Project Summary

According to the World Health Organization (WHO) records, cardiovascular diseases (CVD) rank first, accounting for 32% of total deaths globally (17.9 million people in total) as of 2019. The total percentage of patients diagnosed with heart failure is estimated to reach 2.97% in 2030, up from 2.42% in 2012 (Virani et al., 2020). Most cases of heart failure are associated with cardiac dyssynchrony, resulting in inadequate blood pumping. When the development of heart failure was examined retrospectively, it was observed that a common finding was the functional deterioration of the left ventricle (LV) at a very early stage (Cimino et al., 2012).

Although both the blood hemodynamics within the LV and the exiting aortic blood flow in the left ventricular outflow tract (LVOT) vary depending on morphological factors, the aortic valve and ascending aorta are involved in the nutrition and hemodynamic characterization of the coronary vessels. they play a dominant role. Position-dependent velocity gradients together with the viscosity of the blood create WSS tensions in the inner endothelial membrane of the vessel. While low WSS, which is generally seen in the coronary vessels, often leads to plaque formation, high WSS, which is often seen in the aortic region, causes ballooning or rupture of the inner wall of the vessel. Although many studies have been conducted on the hemodynamics of the aortic valve and coronary arteries, a limited number of studies have combined both structures in a single numerical model. Within the scope of our project, performing a realistic hemodynamic analysis that will include the coronary arteries, sinus of Valsalva, ascending and descending aorta, aortic arch and carotid artery entrances together is of great importance in examining the most critical region of the cardiovascular system. The combined analysis of this holistic system provides multidimensional evaluation of various diseases such as congenital or acquired coronary artery and aortic valve diseases, aortic insufficiency, rupture, ostium abnormality, AF, thrombosis risk and aneurysm.

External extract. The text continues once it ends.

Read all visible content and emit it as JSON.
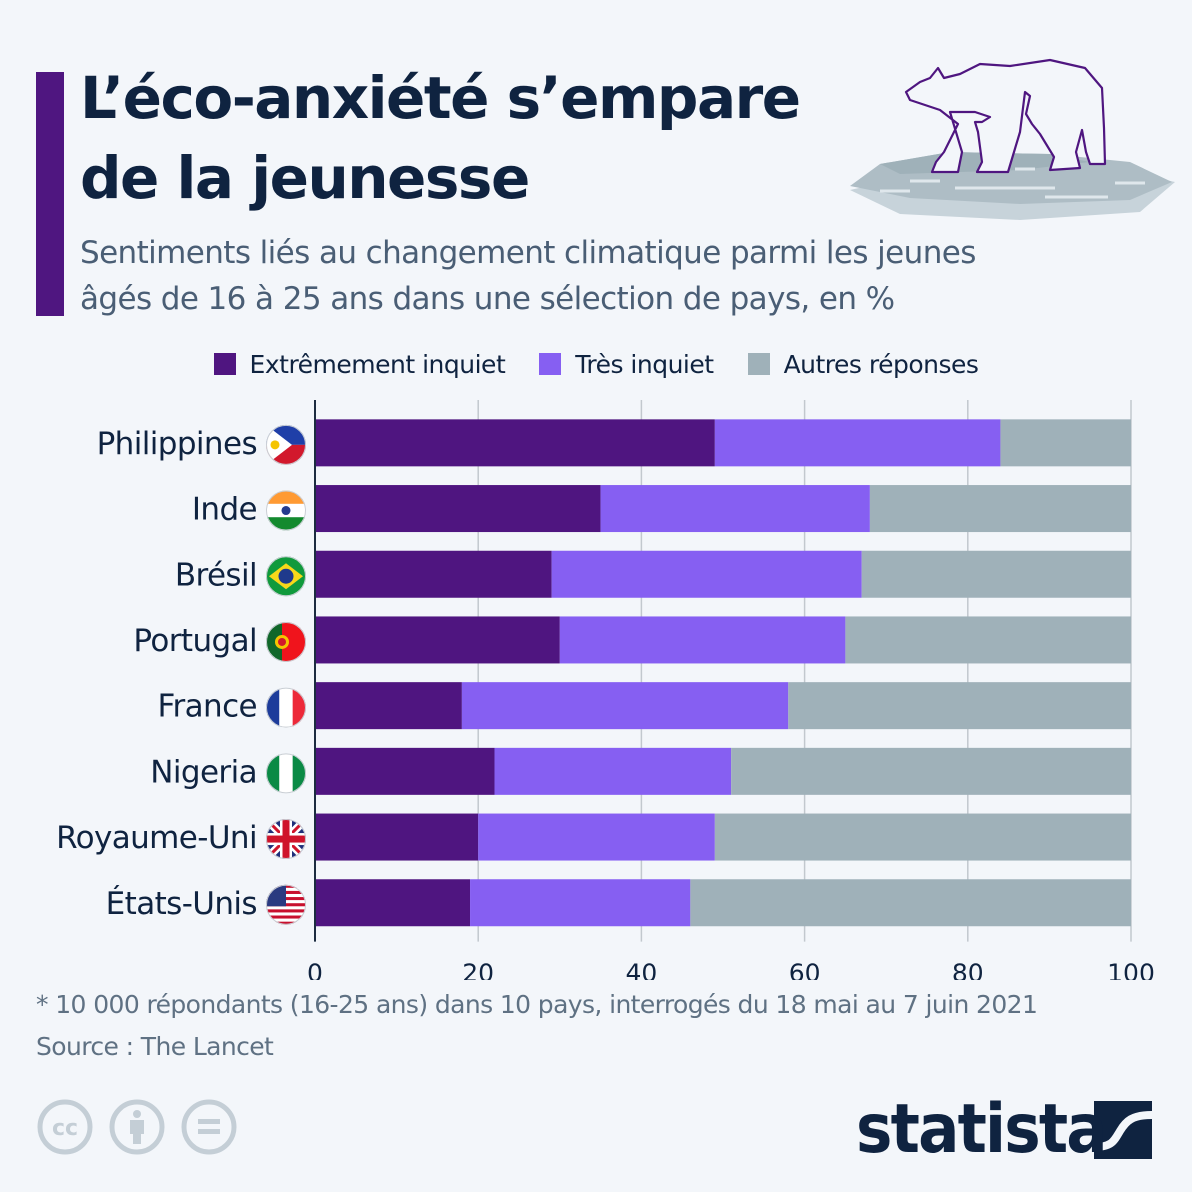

The complex cardiovascular hemodynamic model that we will develop covers the region where the most problems are experienced in heart diseases due to the high pressure on the left side of the heart and the high blood velocities resulting from strong cardiac contraction and the excessive shear stresses resulting from this, and therefore it covers the region where the most problems are experienced in heart diseases, and therefore it can contribute to the literature in critical and improved hemodynamics. It will be possible for analyzes to create innovative solutions together with innovative systems such as VR/XR virtual immersion. Creating a comprehensive system that can be used effectively in the diagnosis and treatment of Cardiovascular Diseases (CVD) in general, with the VR/XR virtual reality system integrated with hemo-rheological reality-based hemodynamic modeling software to be developed within the scope of the project and the 3D Bio-printer system that will support it. is intended.

In the project, for the first time in the literature, two-phase blood flow will be used under non-Newtonian assumption, with boundary conditions including the two-way FSI coupled model and multi-scale Windkessel and coronary LMP closure models. In addition, by including the contraction and relaxation rights of the heart in the model, the effects of momentum on blood flow will be realistically included. VR/XR virtual immersion environment will be included in the system for obtaining patient data with artificial intelligence and comprehensive analysis of CFD results. The bio-printer will be used to cut the relevant area in VR/XR environment for operative preparation and training purposes, obtain it in STL format and print it. With our cardiovascular model, which will be new in the literature, seven critically selected diseases are;

1. Congenital LVOT, Aorto-septal angle (AoSA) disorders and Discrete subaortic stenosis (DSS) diseases,
2. Analysis of Type A Aortic dissection (rupture), then analysis of Type B dynamics,
3. Thrombogenetic risk factor analysis,
4. Analysis of narrowing of the coronary vessels such as stenosis and atherosclerosis and the resulting ischemia disease,
5. Acute take-off angle with AAOCA and hereditary/congenital disease analysis with different coronary ostium forms,
6. Hemodynamics-based analysis of the relationship between blood flow reduction and irregularity resulting from Atrial Fibrillation (AF) and ischemic disease affecting the coronary vessels,
7. Diagnosis/diagnosis and preoperative preparation for coronary artery stenting (PCI) and bypass (CABG) will be comprehensively analyzed and compared with clinical data.

The results will be evaluated with comprehensive hemodynamic characterizations. These processes are planned to be carried out in our project with one postdoctoral researcher, two doctoral and one master's student within the scope of eight separate work packages.